The regiment was attached to 1st Brigade, Department of the Gulf, to October 1862. Weitzel's Reserve Brigade, Department of the Gulf, to January 1863. 2nd Brigade, 1st Division, XIX Corps, Department of the Gulf, to August 1863. 3rd Brigade, 1st Division, XIX Corps, to February 1864. 2nd Brigade, 1st Division, XIX Corps, Department of the Gulf, to July 1864, and Army of the Shenandoah, Middle Military Division, to April 1865. 2nd Brigade, 1st Provisional Division, Army of the Shenandoah, April 1865. 2nd Brigade, Dwight's Division, Department of Washington, to June 1865. District of Savannah, Department of the South, to August 1865.

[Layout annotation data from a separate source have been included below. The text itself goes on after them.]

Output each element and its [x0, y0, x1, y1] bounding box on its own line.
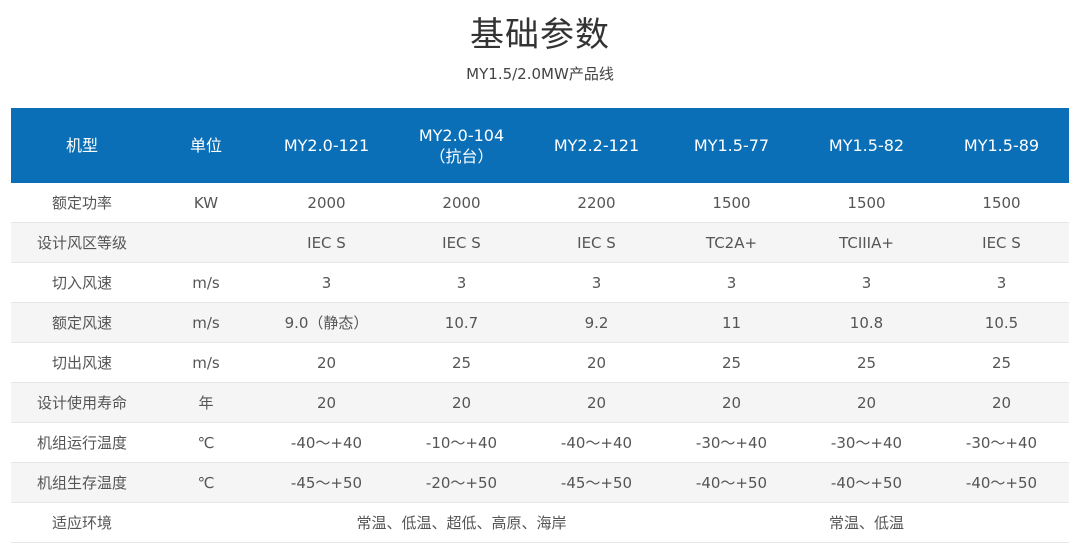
table-row: 设计风区等级 IEC S IEC S IEC S TC2A+ TCIIIA+ I…	[11, 222, 1069, 263]
row-label: 切入风速	[11, 262, 153, 303]
row-unit	[153, 502, 259, 543]
table-row-environment: 适应环境 常温、低温、超低、高原、海岸 常温、低温	[11, 502, 1069, 543]
cell-value: -30～+40	[664, 422, 799, 463]
cell-value: 20	[259, 382, 394, 423]
header-my1-5-77: MY1.5-77	[664, 108, 799, 183]
cell-value: 2000	[259, 183, 394, 223]
cell-value: 10.5	[934, 302, 1069, 343]
row-label: 切出风速	[11, 342, 153, 383]
cell-value: 20	[529, 342, 664, 383]
header-my1-5-89: MY1.5-89	[934, 108, 1069, 183]
row-unit: ℃	[153, 422, 259, 463]
row-unit: KW	[153, 183, 259, 223]
cell-value: IEC S	[394, 222, 529, 263]
table-row: 机组生存温度 ℃ -45～+50 -20～+50 -45～+50 -40～+50…	[11, 462, 1069, 503]
cell-value: -20～+50	[394, 462, 529, 503]
cell-value: 11	[664, 302, 799, 343]
cell-value: 20	[394, 382, 529, 423]
row-label: 额定功率	[11, 183, 153, 223]
cell-value: -10～+40	[394, 422, 529, 463]
header-model: 机型	[11, 108, 153, 183]
cell-value: 1500	[664, 183, 799, 223]
header-my2-0-104-line1: MY2.0-104	[418, 125, 505, 145]
cell-value: 2000	[394, 183, 529, 223]
cell-value: -40～+50	[664, 462, 799, 503]
parameters-table: 机型 单位 MY2.0-121 MY2.0-104 （抗台） MY2.2-121…	[11, 108, 1069, 543]
table-row: 机组运行温度 ℃ -40～+40 -10～+40 -40～+40 -30～+40…	[11, 422, 1069, 463]
cell-value: 2200	[529, 183, 664, 223]
cell-value: 1500	[934, 183, 1069, 223]
row-unit: m/s	[153, 262, 259, 303]
cell-value: 3	[529, 262, 664, 303]
header-unit: 单位	[153, 108, 259, 183]
cell-value: 10.7	[394, 302, 529, 343]
table-row: 额定风速 m/s 9.0（静态） 10.7 9.2 11 10.8 10.5	[11, 302, 1069, 343]
cell-value: 25	[664, 342, 799, 383]
table-row: 切入风速 m/s 3 3 3 3 3 3	[11, 262, 1069, 303]
environment-group-2: 常温、低温	[664, 502, 1069, 543]
cell-value: TC2A+	[664, 222, 799, 263]
table-header-row: 机型 单位 MY2.0-121 MY2.0-104 （抗台） MY2.2-121…	[11, 108, 1069, 183]
cell-value: IEC S	[529, 222, 664, 263]
cell-value: -40～+50	[799, 462, 934, 503]
header-my2-0-104: MY2.0-104 （抗台）	[394, 108, 529, 183]
cell-value: -30～+40	[934, 422, 1069, 463]
row-unit: 年	[153, 382, 259, 423]
cell-value: -45～+50	[529, 462, 664, 503]
row-unit: ℃	[153, 462, 259, 503]
cell-value: 3	[394, 262, 529, 303]
environment-group-1: 常温、低温、超低、高原、海岸	[259, 502, 664, 543]
cell-value: TCIIIA+	[799, 222, 934, 263]
cell-value: IEC S	[259, 222, 394, 263]
cell-value: -45～+50	[259, 462, 394, 503]
cell-value: 20	[934, 382, 1069, 423]
header-my2-2-121: MY2.2-121	[529, 108, 664, 183]
cell-value: 1500	[799, 183, 934, 223]
row-label: 机组运行温度	[11, 422, 153, 463]
cell-value: 25	[394, 342, 529, 383]
row-unit: m/s	[153, 342, 259, 383]
cell-value: 9.2	[529, 302, 664, 343]
cell-value: -40～+50	[934, 462, 1069, 503]
cell-value: 10.8	[799, 302, 934, 343]
row-label: 适应环境	[11, 502, 153, 543]
page-title: 基础参数	[470, 15, 610, 55]
cell-value: 25	[799, 342, 934, 383]
cell-value: 20	[664, 382, 799, 423]
table-row: 设计使用寿命 年 20 20 20 20 20 20	[11, 382, 1069, 423]
row-label: 设计使用寿命	[11, 382, 153, 423]
table-row: 额定功率 KW 2000 2000 2200 1500 1500 1500	[11, 183, 1069, 223]
cell-value: 3	[934, 262, 1069, 303]
row-unit	[153, 222, 259, 263]
cell-value: -40～+40	[529, 422, 664, 463]
cell-value: 9.0（静态）	[259, 302, 394, 343]
header-my2-0-104-line2: （抗台）	[429, 146, 494, 166]
cell-value: 25	[934, 342, 1069, 383]
cell-value: 20	[259, 342, 394, 383]
cell-value: 20	[529, 382, 664, 423]
cell-value: -40～+40	[259, 422, 394, 463]
cell-value: 20	[799, 382, 934, 423]
table-row: 切出风速 m/s 20 25 20 25 25 25	[11, 342, 1069, 383]
cell-value: 3	[664, 262, 799, 303]
cell-value: 3	[799, 262, 934, 303]
cell-value: -30～+40	[799, 422, 934, 463]
cell-value: 3	[259, 262, 394, 303]
cell-value: IEC S	[934, 222, 1069, 263]
row-label: 额定风速	[11, 302, 153, 343]
row-label: 机组生存温度	[11, 462, 153, 503]
header-my2-0-121: MY2.0-121	[259, 108, 394, 183]
header-my1-5-82: MY1.5-82	[799, 108, 934, 183]
page-subtitle: MY1.5/2.0MW产品线	[466, 65, 614, 83]
row-label: 设计风区等级	[11, 222, 153, 263]
row-unit: m/s	[153, 302, 259, 343]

The 12th Connecticut Infantry mustered out of service August 12, 1865.

==Detailed service==
The regiment left Connecticut for Ship Island, Mississippi on February 24, 1862. They arrived there March 9. They filled duty assignments at Ship Island, Mississippi, until April 15, 1862. Operations against Fort St. Phillip and Jackson, Mississippi River, April 15–28. Occupation of New Orleans, Louisiana, May 1, the first regiment to land. Duty at Camp Parapet and Carrollton until October. Expedition to Lake Pontchartrain, Pass Manchac, and up Tchefuncta and Pearl rivers July 25-August 2. Skirmishes at Madisonville and near Covington July 27. Operations in District of La Fourche October 24-November 6. Occupation of Donaldsonville October 25. Action at Georgia Landing, near Labadieville, October 27. Duty in District of La Fourche until February 1863. Expedition to Bayou Teche January 13–15. Action with steamer Cotton January 14. Moved to Brashear City, Louisiana February and duty there until March. Operations against Port Hudson March 7–27. Pattersonville March 28 (detachment). Operations in western Louisiana April 9-May 14. Bayou Teche Campaign April 11–20. Port Bisland, near Centreville, April 12–13. Irish Bend April 14. Opelousas April 20. Expedition to Alexandria and Simsport May 5–18. Near Cheyneyville May 18. Movement to Bayou Sara, then to Port Hudson May 22–25. Siege of Port Hudson May 25-July 9. Assaults on Port Hudson May 27 and June 14. Surrender of Port Hudson July 9. Operations in western Louisiana July to September 1863. 2nd Battle of Sabine Pass September 4–11. Teche Campaign October 3-November 30. Duty at New Iberia until January 1864. Moved to New Orleans and on veteran furlough until May. Duty at Carrollton until July. Moved to Fortress Monroe, Virginia, then to Washington, D.C., July 5–13. Snicker's Gap expedition July 14–23. Philip Sheridan's Shenandoah Valley Campaign, August to December. Battle of Opequon, Winchester, September 19. Fisher's Hill September 22. Battle of Cedar Creek October 19. Duty at Winchester, Newtown, and Summit Point until April 1865. Moved to Washington, D.C., April 21, and duty there until June. Grand Review of the Armies May 23–24. Moved to Savannah, Georgia, June 1–5 and duty there until August.

==Casualties==
The regiment lost a total of 273 men during service; 6 officers and 65 enlisted men killed or mortally wounded, 8 officers and 196 enlisted men died of disease.

==Commanders==
- Lieutenant Colonel Frank Henry Peck – commanded at the battles of Port Hudson and Opequon; he was wounded in action at Port Hudson and mortally wounded in action at Opequon
- Lieutenant Colonel George N. Lewis – commanded at the Battle of Cedar Creek

==Notable Members==
In late-September 1862 while stationed at Camp Parapet, a lieutenant in the 12th Connecticut, George H. Hanks, was detailed as aide-de-camp for Brigadier General Thomas W. Sherman for the superintendence of the many contraband arriving at the camp. He organized six colonies of freedmen at Camp Parapet each led by a non-commissioned officer and directed black labor in the repair and fortification of the camp and surroundings. Hanks was transferred out of the regiment January 1, 1863 and made a member of the Army officer corps. He expanded the scheme, which became the Bureau of Negro Labor, and the bureau was one of the organizations which would eventually become the Freedmen's Bureau. Hanks's assistant superintendent was another member of the regiment, Philip Bacon.